Yine uzun bir aradan sonra yazı denemelerine kaldığım yerden devam ediyorum. Bu defa farklı bir formatta ilerleme, yani, yazılarımı büyük oranda öz bir hale getirme niyetindeyim. Konularım ise daha güncel ve sıradışı bilgilerle ilgili olacak. Örneğin bugünün yazısı, okuduğum bir makalenin özet bir çevirisi kabilinden.  Haberin orijinal metni için linki buraya bırakıyorum:

https://learningenglish.voanews.com/a/news-litaracy-introduction-news-through-time/4387984.html

Washington DC'deki Newseum ifade özgürlüğü tarihinin açıklandığı ve savunulduğu yer olarak biliniyor.  Amerika Birleşik Devletleri'ne matbaa 1600'lerin ortalarında geldi ve Amerika'nın özgür basın tarihinde önemli bir role sahip oldu. Özgür basının, demokratik toplumlarda mühim bir yere sahip olduğu herkesçe bilinen bir gerçektir. Basın şayet özgürse, vatandaşların özgürce konuşmasına ve ülkenin gidişatına ilişkin rahatlıkla eleştiri yapılmasına imkân tanır.   Bazı gazeteciler böylesi bir hak uğruna hayatlarını bile kaybetmişlerdir.  Yine de basının özgürce fonksiyonunu yerine getirmesi birtakım sorunlara da yol açmaktadır. Mesela yalan haberlerin ortaya çıkması bunlardan biridir. Geçen yıl, Washington'daki bir pizza restoranıyla ilgili sahte bir haber internet ortamında viral olunca silahlı bir kişinin bu haberin etkisiyle işyerine ateş açtığı görüldü.  Bu tür haberler için kullanılan en yaygın terimlerden biri “Sahte haber”dir.  Halk ve politikacılar, doğru olduğunu düşünmedikleri haberler hakkında konuşmak için bu terimi kullanmaktadır.

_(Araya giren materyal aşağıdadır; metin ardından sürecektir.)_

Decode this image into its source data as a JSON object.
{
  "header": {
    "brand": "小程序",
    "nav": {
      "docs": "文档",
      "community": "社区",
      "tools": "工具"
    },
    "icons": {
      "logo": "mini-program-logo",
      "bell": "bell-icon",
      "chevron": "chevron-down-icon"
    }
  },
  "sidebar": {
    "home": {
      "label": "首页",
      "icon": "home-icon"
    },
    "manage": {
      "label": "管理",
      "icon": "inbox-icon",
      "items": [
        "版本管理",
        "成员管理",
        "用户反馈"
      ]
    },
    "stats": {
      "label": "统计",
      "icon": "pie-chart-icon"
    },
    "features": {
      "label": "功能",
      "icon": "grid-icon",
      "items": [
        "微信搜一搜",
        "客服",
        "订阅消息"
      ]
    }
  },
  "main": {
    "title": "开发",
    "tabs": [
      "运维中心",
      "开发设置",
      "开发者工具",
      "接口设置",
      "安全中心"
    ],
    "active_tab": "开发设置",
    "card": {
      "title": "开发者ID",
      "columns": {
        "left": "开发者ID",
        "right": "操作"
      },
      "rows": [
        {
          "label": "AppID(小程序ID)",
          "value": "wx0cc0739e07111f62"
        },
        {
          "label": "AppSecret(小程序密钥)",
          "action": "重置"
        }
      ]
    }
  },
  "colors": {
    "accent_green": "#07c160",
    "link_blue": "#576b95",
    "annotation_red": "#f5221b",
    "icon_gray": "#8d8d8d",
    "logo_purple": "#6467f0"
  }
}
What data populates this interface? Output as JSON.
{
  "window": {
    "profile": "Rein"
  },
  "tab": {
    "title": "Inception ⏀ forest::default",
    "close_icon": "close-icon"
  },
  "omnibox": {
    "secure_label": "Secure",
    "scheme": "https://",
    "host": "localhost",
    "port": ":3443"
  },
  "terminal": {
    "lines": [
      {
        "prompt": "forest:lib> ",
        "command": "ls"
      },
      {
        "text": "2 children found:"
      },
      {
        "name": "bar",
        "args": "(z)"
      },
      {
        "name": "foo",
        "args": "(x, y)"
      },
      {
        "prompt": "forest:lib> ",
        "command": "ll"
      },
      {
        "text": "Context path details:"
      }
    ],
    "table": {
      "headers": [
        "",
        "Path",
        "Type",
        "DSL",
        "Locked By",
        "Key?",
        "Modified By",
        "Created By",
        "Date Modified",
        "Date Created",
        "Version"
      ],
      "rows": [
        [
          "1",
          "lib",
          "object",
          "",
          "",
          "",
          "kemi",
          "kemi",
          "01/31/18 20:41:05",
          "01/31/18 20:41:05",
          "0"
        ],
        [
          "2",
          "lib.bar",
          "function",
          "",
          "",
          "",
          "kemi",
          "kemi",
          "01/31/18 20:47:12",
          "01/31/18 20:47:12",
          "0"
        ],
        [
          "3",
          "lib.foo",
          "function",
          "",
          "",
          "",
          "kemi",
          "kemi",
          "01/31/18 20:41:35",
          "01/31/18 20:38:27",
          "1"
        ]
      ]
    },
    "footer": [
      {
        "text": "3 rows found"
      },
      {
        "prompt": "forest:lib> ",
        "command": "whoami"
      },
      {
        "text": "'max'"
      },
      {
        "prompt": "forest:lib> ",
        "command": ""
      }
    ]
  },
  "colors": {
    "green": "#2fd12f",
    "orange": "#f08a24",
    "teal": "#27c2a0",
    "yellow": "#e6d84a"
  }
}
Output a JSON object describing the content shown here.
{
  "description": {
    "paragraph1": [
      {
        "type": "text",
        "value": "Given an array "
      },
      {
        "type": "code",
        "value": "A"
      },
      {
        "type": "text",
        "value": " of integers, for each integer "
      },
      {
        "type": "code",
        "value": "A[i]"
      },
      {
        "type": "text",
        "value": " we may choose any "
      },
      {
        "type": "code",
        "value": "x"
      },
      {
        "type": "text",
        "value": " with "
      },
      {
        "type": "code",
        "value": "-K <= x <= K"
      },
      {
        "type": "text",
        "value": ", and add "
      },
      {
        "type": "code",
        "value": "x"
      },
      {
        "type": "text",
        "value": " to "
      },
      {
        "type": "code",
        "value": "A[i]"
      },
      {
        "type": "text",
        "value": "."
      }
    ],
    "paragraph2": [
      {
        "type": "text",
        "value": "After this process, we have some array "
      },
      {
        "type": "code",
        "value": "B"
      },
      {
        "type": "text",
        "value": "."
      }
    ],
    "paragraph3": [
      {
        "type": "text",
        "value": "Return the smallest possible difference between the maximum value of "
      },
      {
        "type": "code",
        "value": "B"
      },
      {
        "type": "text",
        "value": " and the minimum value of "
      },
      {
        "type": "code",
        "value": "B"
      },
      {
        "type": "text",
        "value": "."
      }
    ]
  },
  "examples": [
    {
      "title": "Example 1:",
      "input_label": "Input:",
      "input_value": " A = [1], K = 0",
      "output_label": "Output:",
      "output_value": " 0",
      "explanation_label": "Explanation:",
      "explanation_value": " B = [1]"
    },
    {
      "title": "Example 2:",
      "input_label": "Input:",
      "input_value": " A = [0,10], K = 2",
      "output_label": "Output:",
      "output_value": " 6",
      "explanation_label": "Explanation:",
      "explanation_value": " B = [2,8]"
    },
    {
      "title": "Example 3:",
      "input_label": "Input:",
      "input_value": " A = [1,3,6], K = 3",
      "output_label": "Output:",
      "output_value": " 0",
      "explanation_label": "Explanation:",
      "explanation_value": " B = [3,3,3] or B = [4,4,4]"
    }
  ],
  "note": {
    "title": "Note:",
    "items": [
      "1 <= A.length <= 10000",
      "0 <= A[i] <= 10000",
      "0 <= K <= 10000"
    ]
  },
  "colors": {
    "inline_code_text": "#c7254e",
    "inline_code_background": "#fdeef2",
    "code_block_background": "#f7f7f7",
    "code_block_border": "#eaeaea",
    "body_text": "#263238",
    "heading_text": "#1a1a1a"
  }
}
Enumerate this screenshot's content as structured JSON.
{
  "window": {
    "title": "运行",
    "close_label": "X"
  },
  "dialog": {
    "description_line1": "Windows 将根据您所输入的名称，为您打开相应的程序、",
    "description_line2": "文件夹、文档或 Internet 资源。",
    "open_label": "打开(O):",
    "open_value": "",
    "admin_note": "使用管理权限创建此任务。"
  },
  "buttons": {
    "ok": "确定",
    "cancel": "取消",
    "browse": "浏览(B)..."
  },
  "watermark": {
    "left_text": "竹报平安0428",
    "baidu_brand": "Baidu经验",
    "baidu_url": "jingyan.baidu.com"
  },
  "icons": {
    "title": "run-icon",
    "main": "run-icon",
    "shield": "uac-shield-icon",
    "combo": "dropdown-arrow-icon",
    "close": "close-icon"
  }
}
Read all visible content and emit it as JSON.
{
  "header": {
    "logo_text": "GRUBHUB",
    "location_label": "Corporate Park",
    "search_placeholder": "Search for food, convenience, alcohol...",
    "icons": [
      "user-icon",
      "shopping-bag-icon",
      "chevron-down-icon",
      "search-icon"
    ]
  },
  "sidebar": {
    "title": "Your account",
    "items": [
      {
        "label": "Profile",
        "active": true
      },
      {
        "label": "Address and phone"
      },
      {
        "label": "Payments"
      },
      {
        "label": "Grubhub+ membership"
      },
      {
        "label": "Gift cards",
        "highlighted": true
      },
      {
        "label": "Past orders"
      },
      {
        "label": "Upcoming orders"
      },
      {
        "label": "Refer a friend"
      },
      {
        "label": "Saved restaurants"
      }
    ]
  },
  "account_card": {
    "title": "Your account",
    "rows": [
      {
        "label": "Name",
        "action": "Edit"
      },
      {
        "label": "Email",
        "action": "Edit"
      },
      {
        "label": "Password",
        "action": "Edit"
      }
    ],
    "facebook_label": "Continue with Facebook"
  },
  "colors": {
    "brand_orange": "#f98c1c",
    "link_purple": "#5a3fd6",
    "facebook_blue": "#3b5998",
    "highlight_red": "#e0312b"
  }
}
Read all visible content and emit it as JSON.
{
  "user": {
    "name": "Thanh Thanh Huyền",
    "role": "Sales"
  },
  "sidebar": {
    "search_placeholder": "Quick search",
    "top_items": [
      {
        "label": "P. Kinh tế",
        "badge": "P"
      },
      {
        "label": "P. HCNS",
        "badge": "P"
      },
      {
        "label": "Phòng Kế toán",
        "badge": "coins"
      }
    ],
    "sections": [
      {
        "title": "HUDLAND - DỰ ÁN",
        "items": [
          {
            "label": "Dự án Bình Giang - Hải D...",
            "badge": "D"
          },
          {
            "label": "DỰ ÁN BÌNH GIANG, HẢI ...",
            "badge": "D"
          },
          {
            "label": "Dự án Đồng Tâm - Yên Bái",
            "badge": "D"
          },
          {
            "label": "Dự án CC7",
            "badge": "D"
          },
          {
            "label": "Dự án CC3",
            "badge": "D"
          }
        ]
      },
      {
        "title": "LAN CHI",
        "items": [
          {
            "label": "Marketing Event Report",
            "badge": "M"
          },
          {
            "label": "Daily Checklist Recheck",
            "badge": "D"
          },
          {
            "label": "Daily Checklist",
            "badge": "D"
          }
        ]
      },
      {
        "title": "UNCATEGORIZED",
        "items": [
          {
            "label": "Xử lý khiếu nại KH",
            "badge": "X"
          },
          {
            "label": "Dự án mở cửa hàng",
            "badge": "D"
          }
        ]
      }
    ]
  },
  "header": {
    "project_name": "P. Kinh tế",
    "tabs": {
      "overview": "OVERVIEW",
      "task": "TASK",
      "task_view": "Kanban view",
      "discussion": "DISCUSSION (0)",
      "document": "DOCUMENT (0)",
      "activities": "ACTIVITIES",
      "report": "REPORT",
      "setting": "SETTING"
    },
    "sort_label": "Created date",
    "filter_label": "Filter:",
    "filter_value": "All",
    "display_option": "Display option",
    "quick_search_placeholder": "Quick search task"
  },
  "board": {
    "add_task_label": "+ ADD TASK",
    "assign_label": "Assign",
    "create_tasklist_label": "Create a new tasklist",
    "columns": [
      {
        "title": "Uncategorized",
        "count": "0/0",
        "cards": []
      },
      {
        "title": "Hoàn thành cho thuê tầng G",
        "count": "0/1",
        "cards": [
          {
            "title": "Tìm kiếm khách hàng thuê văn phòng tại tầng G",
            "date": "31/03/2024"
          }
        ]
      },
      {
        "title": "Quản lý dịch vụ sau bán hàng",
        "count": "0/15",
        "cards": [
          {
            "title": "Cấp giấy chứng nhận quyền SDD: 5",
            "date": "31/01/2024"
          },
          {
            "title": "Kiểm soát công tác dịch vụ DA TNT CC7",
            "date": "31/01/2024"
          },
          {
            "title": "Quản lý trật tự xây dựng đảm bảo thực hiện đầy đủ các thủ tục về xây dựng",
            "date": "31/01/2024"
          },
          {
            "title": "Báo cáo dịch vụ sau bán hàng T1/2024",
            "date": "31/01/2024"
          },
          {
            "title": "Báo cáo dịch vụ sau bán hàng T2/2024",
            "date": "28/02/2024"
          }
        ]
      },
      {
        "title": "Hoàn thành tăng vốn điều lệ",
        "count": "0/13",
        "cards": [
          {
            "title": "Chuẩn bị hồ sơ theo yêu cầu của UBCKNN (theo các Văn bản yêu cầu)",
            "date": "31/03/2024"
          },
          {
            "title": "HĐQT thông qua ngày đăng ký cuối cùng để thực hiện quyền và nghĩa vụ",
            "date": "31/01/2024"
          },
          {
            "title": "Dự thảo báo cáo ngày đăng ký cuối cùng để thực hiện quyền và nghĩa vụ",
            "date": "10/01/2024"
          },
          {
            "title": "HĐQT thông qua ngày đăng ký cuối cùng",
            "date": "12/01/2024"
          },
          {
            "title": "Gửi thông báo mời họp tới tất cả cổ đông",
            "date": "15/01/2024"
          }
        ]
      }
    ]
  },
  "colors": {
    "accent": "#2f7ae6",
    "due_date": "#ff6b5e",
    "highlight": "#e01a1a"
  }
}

Her ne kadar insanlar son yıllarda mezkûr terime çok dikkat etse de bu yeni bir sorun değil. Modern gazeteciliğin başlangıcından beri doğruluk değeri tartışılan çok sayıda haber gündem oldu. Bugün ise bilgi, her günün her saati etrafımızda birçok biçimde dolaşıyor. Haberleri kendi başımıza aramasak bile, çoğu zaman telefonlarımız sayesinde onlara anında ulaşırız.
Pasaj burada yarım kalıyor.